I'm having difficulty calculating the Taylor series of $\frac{1}{1-x}$ about $a=3$, and was wondering if anyone on here could help me out.
Here's what I've tried so far:
Attempt 1 - Take $y=x-3$ and rearrange as $x=y+3$.
Then do $\frac{1}{1-x}=\frac{1}{1-(y+3)}=\frac{1}{-y-2}=\frac{-1}{y+2}=\frac{-1}{1+(y+1)}$.
Now, knowing $\frac{-1}{1+x}=\sum_{n=0}^{\infty} (-1)^{n+1}x^n$, I write $\frac{-1}{1+(y+1)}=\sum_{n=0}^{\infty} (-1)^{n+1}(y+1)^n$.
We change now and get $\sum_{n=0}^{\infty} (-1)^{n+1}(y+1)^n=\sum_{n=0}^{\infty} (-1)^{n+1}((x-3)+1)^n$.
And then simplify and get our final result which is $\sum_{n=0}^{\infty} (-1)^{n+1}(x-2)^n$.

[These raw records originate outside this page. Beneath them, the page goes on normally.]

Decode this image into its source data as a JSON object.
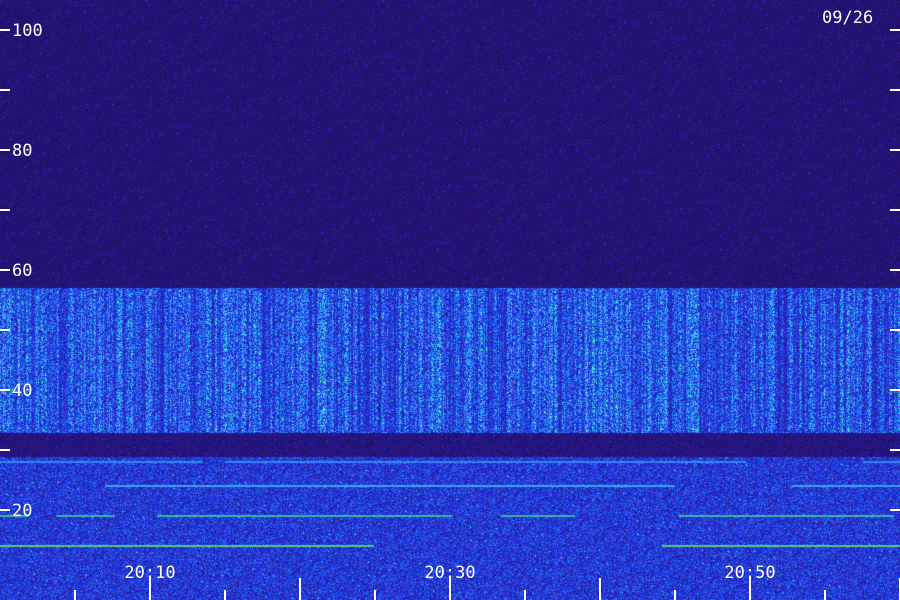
{
  "chart_data": {
    "type": "heatmap",
    "title": "",
    "xlabel": "",
    "ylabel": "",
    "date_label": "09/26",
    "ylim": [
      0,
      100
    ],
    "y_tick_labels": [
      "20",
      "40",
      "60",
      "80",
      "100"
    ],
    "y_minor_ticks": [
      30,
      50,
      70,
      90
    ],
    "xlim": [
      "20:00",
      "21:00"
    ],
    "x_tick_labels": [
      "20:10",
      "20:30",
      "20:50"
    ],
    "x_major_ticks": [
      "20:10",
      "20:20",
      "20:30",
      "20:40",
      "20:50",
      "21:00"
    ],
    "colormap": [
      "#1e0a4a",
      "#2a1a9a",
      "#2030e0",
      "#2b7cff",
      "#40e0ff",
      "#60ff80"
    ],
    "bands": [
      {
        "y_min": 33,
        "y_max": 57,
        "intensity": 0.55,
        "description": "broad blue emission band"
      },
      {
        "y_min": 29,
        "y_max": 33,
        "intensity": 0.15,
        "description": "dark gap"
      },
      {
        "y_min": 0,
        "y_max": 29,
        "intensity": 0.45,
        "description": "low-frequency noise with horizontal lines"
      }
    ],
    "lines": [
      {
        "y": 14,
        "color": "#5dff6a"
      },
      {
        "y": 19,
        "color": "#40e0a0"
      },
      {
        "y": 24,
        "color": "#40c8ff"
      },
      {
        "y": 28,
        "color": "#3aa0ff"
      }
    ]
  }
}
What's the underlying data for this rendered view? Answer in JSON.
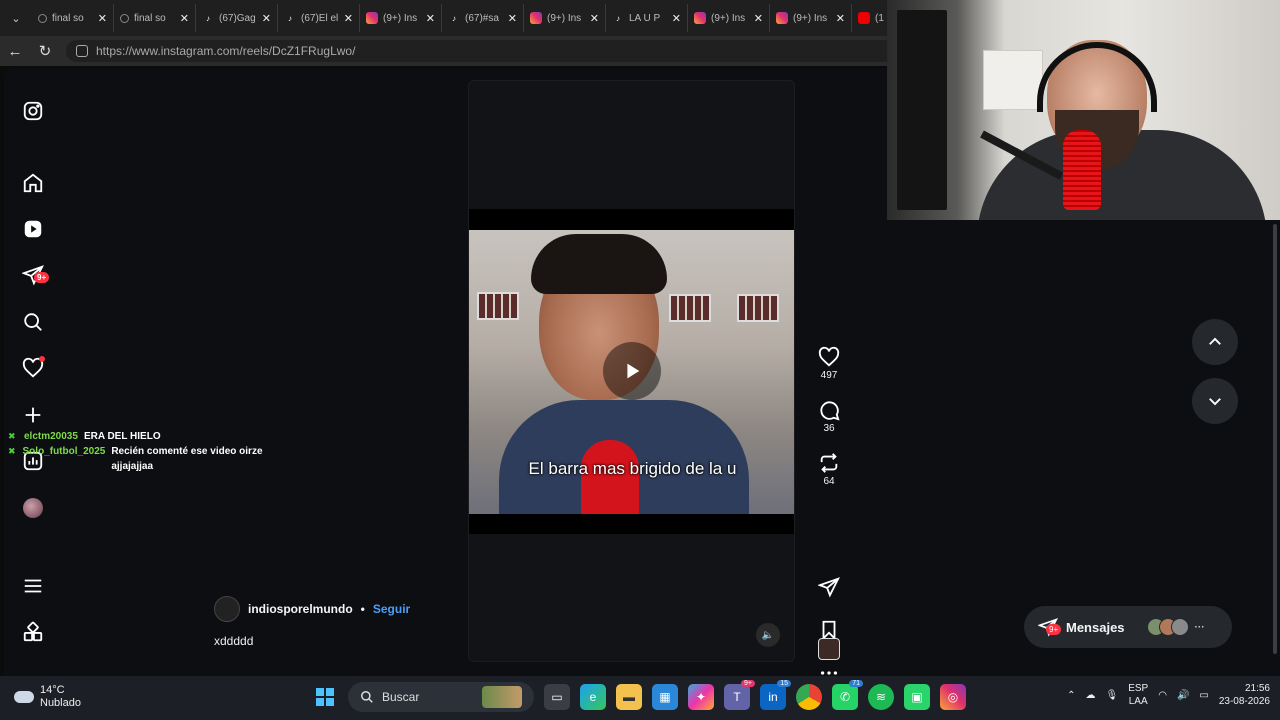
{
  "browser": {
    "tabs": [
      {
        "title": "final so",
        "icon": "search-icon"
      },
      {
        "title": "final so",
        "icon": "search-icon"
      },
      {
        "title": "(67)Gag",
        "icon": "tiktok-icon"
      },
      {
        "title": "(67)El el",
        "icon": "tiktok-icon"
      },
      {
        "title": "(9+) Ins",
        "icon": "instagram-icon"
      },
      {
        "title": "(67)#sa",
        "icon": "tiktok-icon"
      },
      {
        "title": "(9+) Ins",
        "icon": "instagram-icon"
      },
      {
        "title": "LA U P",
        "icon": "tiktok-icon"
      },
      {
        "title": "(9+) Ins",
        "icon": "instagram-icon"
      },
      {
        "title": "(9+) Ins",
        "icon": "instagram-icon"
      },
      {
        "title": "(1",
        "icon": "youtube-icon"
      }
    ],
    "url": "https://www.instagram.com/reels/DcZ1FRugLwo/",
    "close_glyph": "✕"
  },
  "sidebar": {
    "messages_badge": "9+"
  },
  "chat": [
    {
      "user": "elctm20035",
      "message": "ERA DEL HIELO"
    },
    {
      "user": "Solo_futbol_2025",
      "message": "Recién comenté ese video oirze ajjajajjaa"
    }
  ],
  "reel": {
    "caption": "El barra mas brigido de la u",
    "likes": "497",
    "comments": "36",
    "reposts": "64",
    "author": "indiosporelmundo",
    "separator": "•",
    "follow_label": "Seguir",
    "description": "xddddd"
  },
  "messages_pill": {
    "label": "Mensajes",
    "badge": "9+"
  },
  "taskbar": {
    "temperature": "14°C",
    "condition": "Nublado",
    "search_label": "Buscar",
    "teams_badge": "9+",
    "linkedin_badge": "15",
    "whatsapp_badge": "71",
    "lang_primary": "ESP",
    "lang_secondary": "LAA",
    "time": "21:56",
    "date": "23-08-2026"
  },
  "colors": {
    "instagram_red": "#ff3040",
    "follow_blue": "#4a9ff5",
    "chat_user_green": "#7ddb4a"
  }
}
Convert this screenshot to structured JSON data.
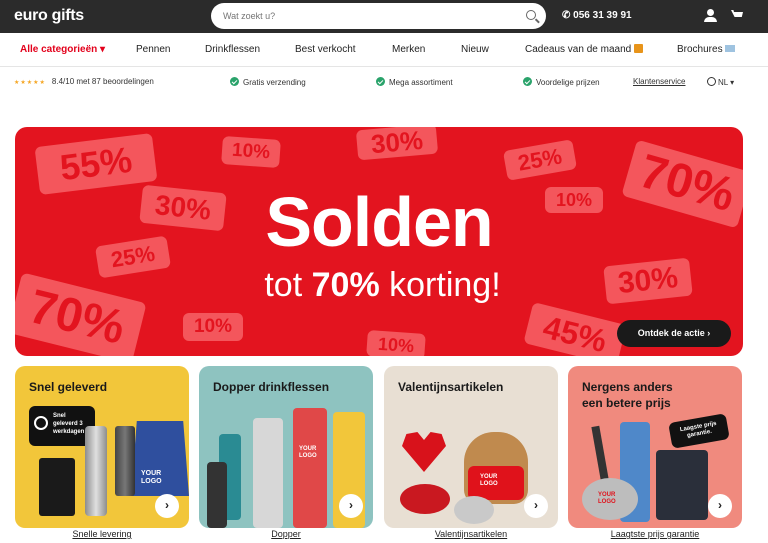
{
  "header": {
    "logo": "euro gifts",
    "search_placeholder": "Wat zoekt u?",
    "phone": "056 31 39 91"
  },
  "nav": {
    "items": [
      "Alle categorieën",
      "Pennen",
      "Drinkflessen",
      "Best verkocht",
      "Merken",
      "Nieuw",
      "Cadeaus van de maand",
      "Brochures"
    ]
  },
  "usp": {
    "rating": "8.4/10 met 87 beoordelingen",
    "shipping": "Gratis verzending",
    "assortment": "Mega assortiment",
    "prices": "Voordelige prijzen",
    "service": "Klantenservice",
    "language": "NL"
  },
  "hero": {
    "title": "Solden",
    "sub_prefix": "tot",
    "sub_bold": "70%",
    "sub_suffix": "korting!",
    "cta": "Ontdek de actie",
    "tags": [
      "55%",
      "10%",
      "30%",
      "25%",
      "70%",
      "30%",
      "10%",
      "25%",
      "70%",
      "10%",
      "10%",
      "45%",
      "30%"
    ]
  },
  "cards": [
    {
      "title": "Snel geleverd",
      "link": "Snelle levering",
      "badge": "Snel geleverd 3 werkdagen",
      "logo": "YOUR LOGO"
    },
    {
      "title": "Dopper drinkflessen",
      "link": "Dopper",
      "logo": "YOUR LOGO"
    },
    {
      "title": "Valentijnsartikelen",
      "link": "Valentijnsartikelen",
      "logo": "YOUR LOGO"
    },
    {
      "title": "Nergens anders een betere prijs",
      "link": "Laagtste prijs garantie",
      "badge": "Laagste prijs garantie.",
      "logo": "YOUR LOGO"
    }
  ],
  "colors": {
    "brand_red": "#e3141f",
    "dark": "#2b2b2b",
    "check_green": "#2aa36b"
  }
}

Attempt 2 - Recall first the formal definition of a Taylor series centered about $x=a$;
the formal definition is as I remember $f(x)=\sum_{n=0}^{\infty} \frac{f^{(n)}(a)}{n!}(x-a)^n$.
Take $f(x)=\frac{1}{1-x}$.
Now, I see that $f'(x)=\frac{1}{(1-x)^2}$, $f''(x)=\frac{2}{(1-x)^3}$, ..., $f^{(n)}(x)=\frac{n!}{(1-x)^{n+1}}$.
Replacing $x$ as $a$ I get now $f^{(n)}(a)=\frac{n!}{(1-a)^{n+1}}$.
Taking $a=3$, we write $f^{(n)}(a)=\frac{n!}{(1-a)^{n+1}}=f^{(n)}(3)=\frac{n!}{(1-3)^{n+1}}=f^{(n)}(3)=\frac{n!}{(-2)^{n+1}}$.
By the formal definition we now write $f(x)=\sum_{n=0}^{\infty} \frac{\frac{n!}{(-2)^{n+1}}}{n!}(x-3)^n$.
Simplifying the above we get the end result $f(x)=\sum_{n=0}^{\infty} \frac{(x-3)^n}{(-2)^{n+1}}$.
My attempts gave me two completely different answers. What gives? Is there something I'm doing wrong in either attempt? Is there something I'm doing wrong in both?
Help regarding this issue would be greatly appreciated. Thanks in advance.
Your first attempt is wrong, because after you do the substitution $y=x-3$, you should aim at a power series about $0$, not about $-1$.
Your second attempt is corect (but I would put $(-1)^n$ in the numerator and $2^n$ in the denominator).